Since 1997 the properties of water in the west Spitsbergen current have been measured directly by the by the Nansen Environmental and Remote Sensing Center.
The water temperatures measured directly rose by about 1 degree Fahrenheit on average from 1997-2008. These temperatures are not identical to the temperatures calculated from foraminifera which reflect water temperatures during shell formation in warm season near surface waters.
Variability of the Atlantic Water temperature in Fram Strait in 1997-2008
During the last decade a significant warming was observed in the Atlantic Water inflowing through Fram Strait to the Arctic Ocean. The first warm episode spanned 1998 to 2000, manifesting the most strongly in the West Spitsbergen Current, the second warm period has continued since 2004 onward, with a peak in late 2006. Now (2008) we are observing a decline in the Atlantic Water temperature but it is still higher than the long-term average.

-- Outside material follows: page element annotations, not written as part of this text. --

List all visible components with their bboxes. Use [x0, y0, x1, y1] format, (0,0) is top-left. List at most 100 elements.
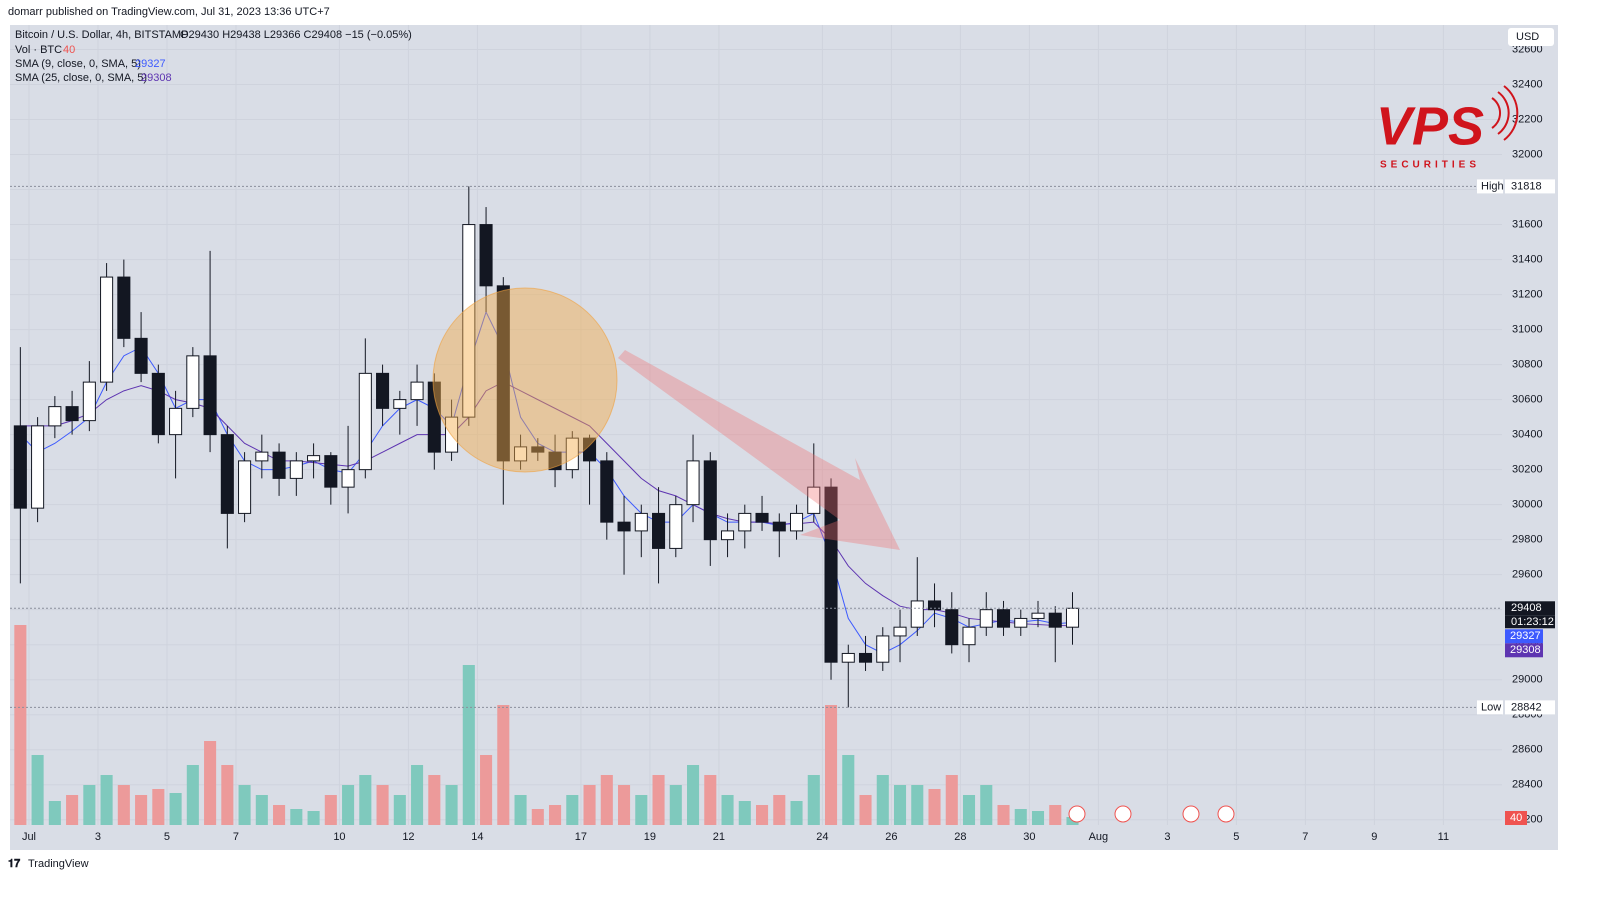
volume-bar [428, 775, 441, 825]
y-tick-label: 29000 [1512, 674, 1543, 686]
volume-bar [756, 805, 769, 825]
volume-box [1505, 811, 1527, 825]
trend-arrow [618, 350, 900, 550]
x-tick-label: 30 [1023, 831, 1035, 843]
volume-bar [807, 775, 820, 825]
candle-body [186, 355, 200, 409]
candle-body [910, 600, 924, 628]
volume-bar [135, 795, 148, 825]
publisher-header: domarr published on TradingView.com, Jul… [8, 6, 330, 18]
candle-body [996, 609, 1011, 628]
volume-bar [652, 775, 665, 825]
low-box [1505, 700, 1555, 715]
candle-body [738, 512, 752, 532]
y-tick-label: 31400 [1512, 253, 1543, 265]
volume-bar [618, 785, 631, 825]
volume-bar [204, 741, 217, 825]
volume-bar [704, 775, 717, 825]
candle-body [134, 337, 148, 374]
x-tick-label: Aug [1089, 831, 1109, 843]
candle-body [617, 521, 631, 532]
candle-body [358, 372, 372, 471]
x-tick-label: 5 [1233, 831, 1239, 843]
volume-bar [186, 765, 199, 825]
highlight-circle [432, 287, 618, 473]
volume-bar [980, 785, 993, 825]
volume-bar [376, 785, 389, 825]
candle-body [462, 224, 476, 418]
sma-value: 29327 [1510, 630, 1541, 642]
volume-bar [962, 795, 976, 825]
volume-bar [48, 801, 61, 825]
candle-body [100, 276, 114, 383]
volume-bar [531, 809, 544, 825]
candle-body [324, 455, 338, 488]
volume-bar [721, 795, 734, 825]
volume-bar [14, 625, 27, 825]
volume-bar [945, 775, 958, 825]
candle-body [686, 460, 700, 506]
volume-bar [83, 785, 96, 825]
volume-bar [997, 805, 1010, 825]
candle-body [927, 600, 942, 611]
candle-body [962, 626, 976, 646]
y-tick-label: 32600 [1512, 43, 1543, 55]
candle-body [82, 381, 96, 422]
event-icon [1068, 805, 1086, 823]
logo-name: VPS [1376, 96, 1484, 156]
candle-body [514, 446, 528, 462]
volume-bar [31, 755, 44, 825]
x-tick-label: 7 [233, 831, 239, 843]
volume-bar [790, 801, 803, 825]
volume-bar [117, 785, 130, 825]
x-tick-label: 9 [1371, 831, 1377, 843]
volume-bar [497, 705, 510, 825]
last-price-box [1505, 601, 1555, 616]
volume-bar [480, 755, 493, 825]
volume-bar [911, 785, 924, 825]
ohlc: O29430 H29438 L29366 C29408 −15 (−0.05%) [180, 29, 412, 41]
volume-bar [238, 785, 251, 825]
volume-bar [583, 785, 596, 825]
volume-bar [566, 795, 579, 825]
volume-value: 40 [1510, 812, 1522, 824]
x-tick-label: 3 [95, 831, 101, 843]
candle-body [531, 446, 545, 453]
candle-body [220, 434, 234, 514]
candle-body [565, 437, 579, 471]
y-tick-label: 30600 [1512, 394, 1543, 406]
candle-body [31, 425, 45, 509]
candle-body [721, 530, 735, 541]
footer: TradingView [28, 858, 89, 870]
candle-body [755, 512, 769, 523]
chart-background [10, 25, 1558, 850]
candle-body [824, 486, 838, 663]
candle-body [13, 425, 27, 509]
sma-value: 29308 [1510, 644, 1541, 656]
high-name: High [1481, 180, 1504, 192]
volume-bar [876, 775, 889, 825]
volume-bar [635, 795, 648, 825]
event-icon [1217, 805, 1235, 823]
volume-bar [290, 809, 303, 825]
plot: 2820028400286002880029000292002940029600… [10, 25, 1543, 843]
currency: USD [1516, 31, 1539, 43]
y-tick-label: 28600 [1512, 744, 1543, 756]
x-tick-label: 5 [164, 831, 170, 843]
high-value: 31818 [1511, 180, 1542, 192]
volume-bar [445, 785, 458, 825]
volume-bar [824, 705, 838, 825]
volume-bar [66, 795, 79, 825]
y-tick-label: 32400 [1512, 78, 1543, 90]
x-tick-label: 21 [713, 831, 725, 843]
y-tick-label: 32000 [1512, 148, 1543, 160]
volume-bar [600, 775, 613, 825]
y-tick-label: 30000 [1512, 499, 1543, 511]
x-tick-label: 11 [1438, 831, 1449, 843]
volume-bar [393, 795, 406, 825]
volume-bar [411, 765, 424, 825]
x-tick-label: 19 [644, 831, 656, 843]
logo-waves [1491, 85, 1519, 141]
low-value: 28842 [1511, 701, 1542, 713]
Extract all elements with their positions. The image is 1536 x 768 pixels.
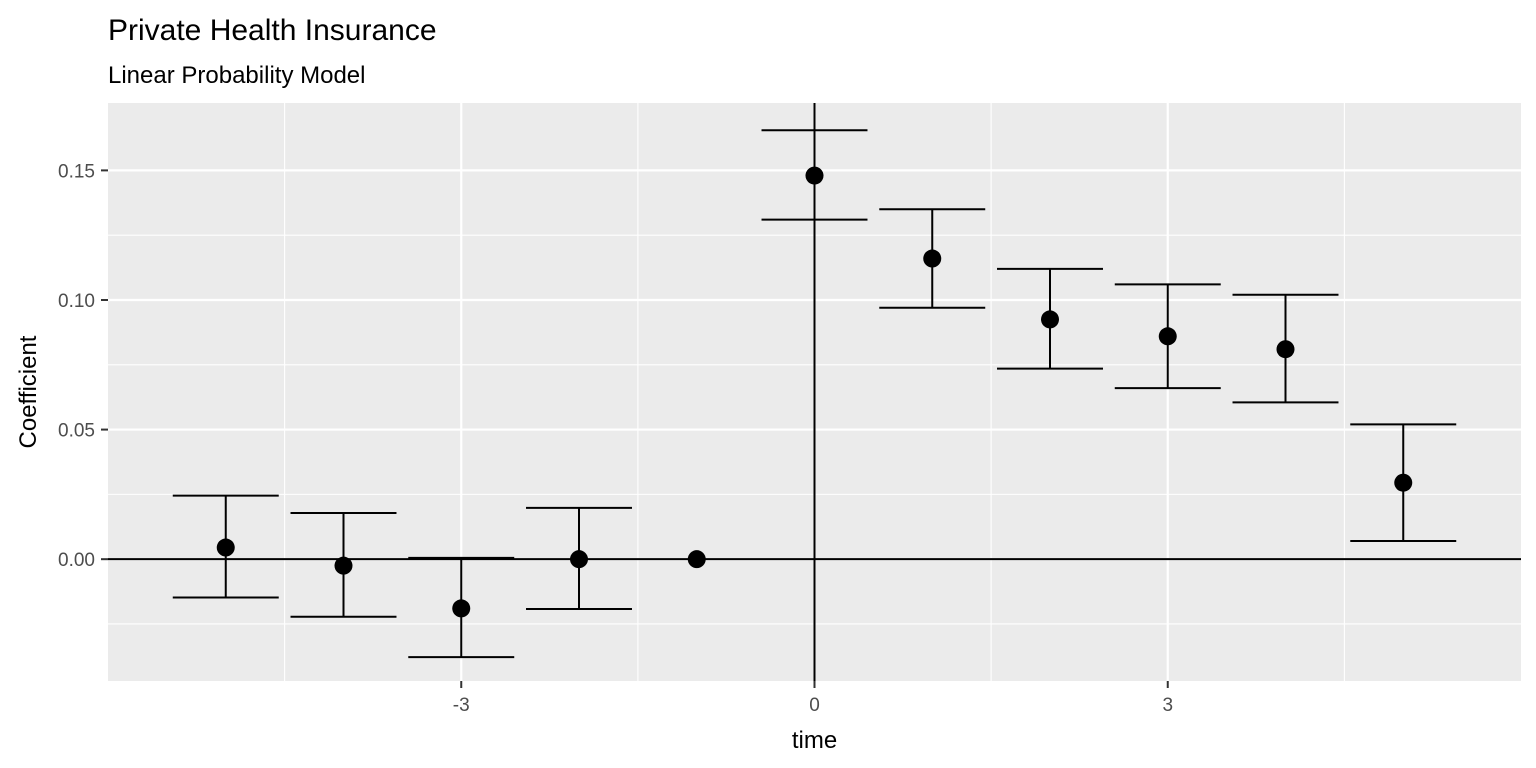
y-tick-label: 0.10 — [58, 291, 95, 312]
chart-subtitle: Linear Probability Model — [108, 62, 365, 89]
data-point — [923, 249, 942, 268]
y-tick-label: 0.05 — [58, 421, 95, 442]
data-points — [216, 166, 1413, 618]
chart-title: Private Health Insurance — [108, 14, 437, 47]
data-point — [1276, 340, 1295, 359]
data-point — [687, 550, 706, 569]
data-point — [216, 538, 235, 557]
data-point — [570, 550, 588, 569]
data-point — [452, 599, 471, 618]
data-point — [805, 166, 824, 185]
x-tick-label: -3 — [453, 695, 470, 716]
data-point — [1041, 310, 1059, 329]
y-axis-ticks: 0.00 0.05 0.10 0.15 — [58, 161, 108, 571]
data-point — [334, 556, 353, 575]
y-tick-label: 0.00 — [58, 550, 95, 571]
x-axis-ticks: -3 0 3 — [453, 681, 1173, 716]
x-axis-title: time — [792, 727, 837, 754]
x-tick-label: 0 — [809, 695, 820, 716]
error-bars — [172, 129, 1457, 659]
data-point — [1158, 327, 1177, 346]
y-tick-label: 0.15 — [58, 161, 95, 182]
y-axis-title: Coefficient — [15, 335, 42, 448]
x-tick-label: 3 — [1162, 695, 1173, 716]
data-point — [1394, 473, 1413, 492]
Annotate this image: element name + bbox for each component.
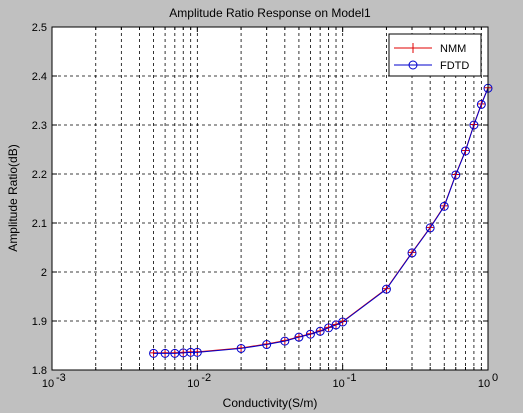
legend-entry-nmm: NMM <box>394 43 466 55</box>
legend-label-fdtd: FDTD <box>440 60 469 72</box>
data-point-fdtd <box>192 347 202 357</box>
ticks: 10 -3 10 -2 10 -1 10 01.81.922.12.22.32.42.5 <box>32 22 498 390</box>
data-point-fdtd <box>262 340 272 350</box>
legend-marker-fdtd <box>408 60 418 70</box>
series-layer <box>149 83 493 358</box>
grid <box>52 27 488 370</box>
data-point-fdtd <box>460 146 470 156</box>
x-axis-label: Conductivity(S/m) <box>223 396 318 410</box>
legend-label-nmm: NMM <box>440 43 466 55</box>
y-axis-label: Amplitude Ratio(dB) <box>6 144 20 251</box>
data-point-fdtd <box>338 317 348 327</box>
y-tick-label: 2.2 <box>32 169 47 181</box>
data-point-fdtd <box>439 201 449 211</box>
x-tick-label: 10 <box>187 378 199 390</box>
legend-entry-fdtd: FDTD <box>394 60 469 72</box>
chart-title: Amplitude Ratio Response on Model1 <box>169 6 371 20</box>
x-tick-label: 10 <box>478 378 490 390</box>
y-tick-label: 1.8 <box>32 365 47 377</box>
x-tick-label-exponent: 0 <box>492 372 498 384</box>
data-point-fdtd <box>469 120 479 130</box>
data-point-fdtd <box>178 348 188 358</box>
x-tick-label-exponent: -1 <box>347 372 357 384</box>
legend-box <box>388 33 482 77</box>
data-point-fdtd <box>324 323 334 333</box>
data-point-fdtd <box>381 284 391 294</box>
y-tick-label: 2 <box>41 267 47 279</box>
plot-area <box>52 27 488 370</box>
y-tick-label: 2.3 <box>32 120 47 132</box>
data-point-fdtd <box>294 332 304 342</box>
y-tick-label: 2.5 <box>32 22 47 34</box>
y-tick-label: 2.1 <box>32 218 47 230</box>
data-point-fdtd <box>476 99 486 109</box>
data-point-fdtd <box>149 348 159 358</box>
data-point-fdtd <box>407 248 417 258</box>
data-point-fdtd <box>160 348 170 358</box>
data-point-fdtd <box>236 343 246 353</box>
x-tick-label: 10 <box>42 378 54 390</box>
data-point-fdtd <box>425 223 435 233</box>
y-tick-label: 1.9 <box>32 316 47 328</box>
axes-frame <box>51 26 489 371</box>
data-point-fdtd <box>451 170 461 180</box>
data-point-fdtd <box>315 326 325 336</box>
data-point-fdtd <box>305 329 315 339</box>
x-tick-label-exponent: -3 <box>56 372 66 384</box>
y-tick-label: 2.4 <box>32 71 47 83</box>
data-point-fdtd <box>280 336 290 346</box>
data-point-fdtd <box>186 347 196 357</box>
x-tick-label: 10 <box>333 378 345 390</box>
legend: NMM FDTD <box>388 33 482 77</box>
x-tick-label-exponent: -2 <box>201 372 211 384</box>
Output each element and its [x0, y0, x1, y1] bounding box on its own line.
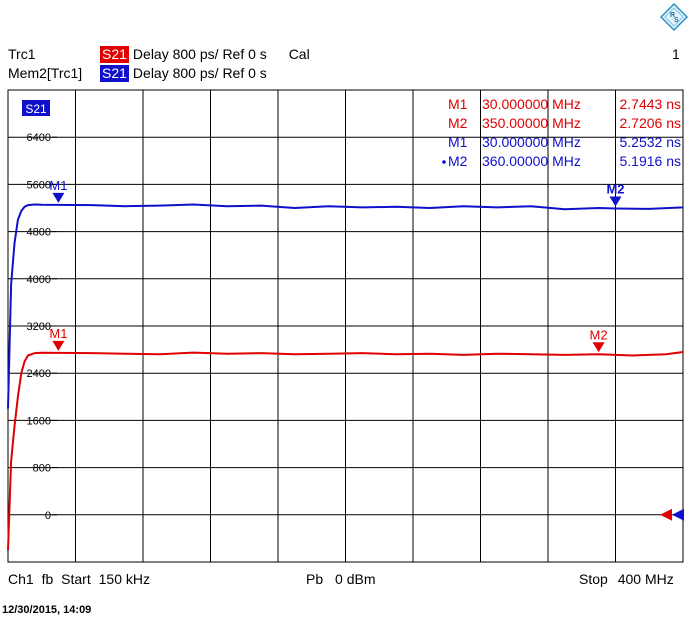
active-trace-badge-text: S21: [25, 102, 47, 116]
footer-channel-label: Ch1: [8, 571, 34, 587]
active-marker-dot: [442, 160, 446, 164]
svg-text:R: R: [670, 12, 675, 19]
marker-table-value: 5.1916 ns: [620, 153, 682, 169]
footer-stop-value[interactable]: 400 MHz: [617, 571, 674, 587]
y-tick-label: 2400: [27, 368, 51, 380]
y-tick-labels: 0 800 1600 2400 3200 4000 4800 5600 6400: [27, 132, 57, 522]
ref-arrow-blue: [672, 508, 684, 521]
footer-power: Pb 0 dBm: [306, 571, 375, 587]
trace-ref-1: Ref 0 s: [222, 46, 267, 62]
timestamp: 12/30/2015, 14:09: [2, 604, 92, 616]
footer-fb: fb: [41, 571, 54, 587]
marker-table-freq: 350.00000 MHz: [482, 115, 581, 131]
trace-format-2: Delay: [132, 65, 169, 81]
marker-label: M1: [49, 326, 67, 341]
marker-table-value: 2.7443 ns: [620, 96, 682, 112]
footer-start-label: Start: [61, 571, 91, 587]
brand-logo-icon: R S: [660, 3, 688, 31]
footer-power-label: Pb: [306, 571, 324, 587]
trace-ref-2: Ref 0 s: [222, 65, 267, 81]
trace-header-2: Mem2[Trc1] S21 Delay 800 ps/ Ref 0 s: [8, 65, 267, 82]
marker-table-freq: 30.000000 MHz: [482, 96, 581, 112]
trace-meas-badge-1[interactable]: S21: [100, 46, 129, 63]
marker-label: M2: [606, 181, 624, 196]
y-tick-label: 6400: [27, 132, 51, 144]
marker-table-freq: 30.000000 MHz: [482, 134, 581, 150]
marker-triangle: [609, 196, 622, 207]
trace-scale-1: 800 ps/: [172, 46, 219, 62]
trace-header-1: Trc1 S21 Delay 800 ps/ Ref 0 s Cal: [8, 46, 310, 63]
marker-triangle: [52, 340, 65, 351]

Today's sea surface temperatures are much above normal in the far north Atlantic and ice-free basins in the Arctic. These anomalously warm waters continue the trend of increasing heat flow into the Arctic ocean.
The flow of heat into the north Atlantic and Arctic has reduced sea ice extent to a record minimum for this date (as calculated by the NSIDC).
The strong La Nina of 2010-2011 has transported heat, stored in the equatorial Pacific ocean, poleward. Oceanic heat has flowed towards Antarctica as well as the Arctic. Antarctic sea ice levels are near the minimum extent measured for the date also.
A major factor that amplifies the small orbital variations called Milankovitch Cycles (Milankovitch cycles should be causing Northern Hemisphere cooling at present.) is the darkening of the earth's surface that happens when ice melts and the increasing of reflectivity when snow and ice accumulate. The process of amplification by darkening appears to have accelerated from near zero to a significant factor around 2004 - 2005. The darkened surface will warm faster, hastening the melting of remaining ice and snow.
1979 – 2008 time series of cryosphere radiative forcing (CrRF) anomalies, relative to 1979 – 2008 means, from land-based snow,sea ice, and the combination of both components.
The increasing heat flux into the Arctic ocean combined with the amplification caused by darkening will tend to speed up the decline of Arctic sea ice in all seasons. December 2010 had the lowest sea ice extent on record.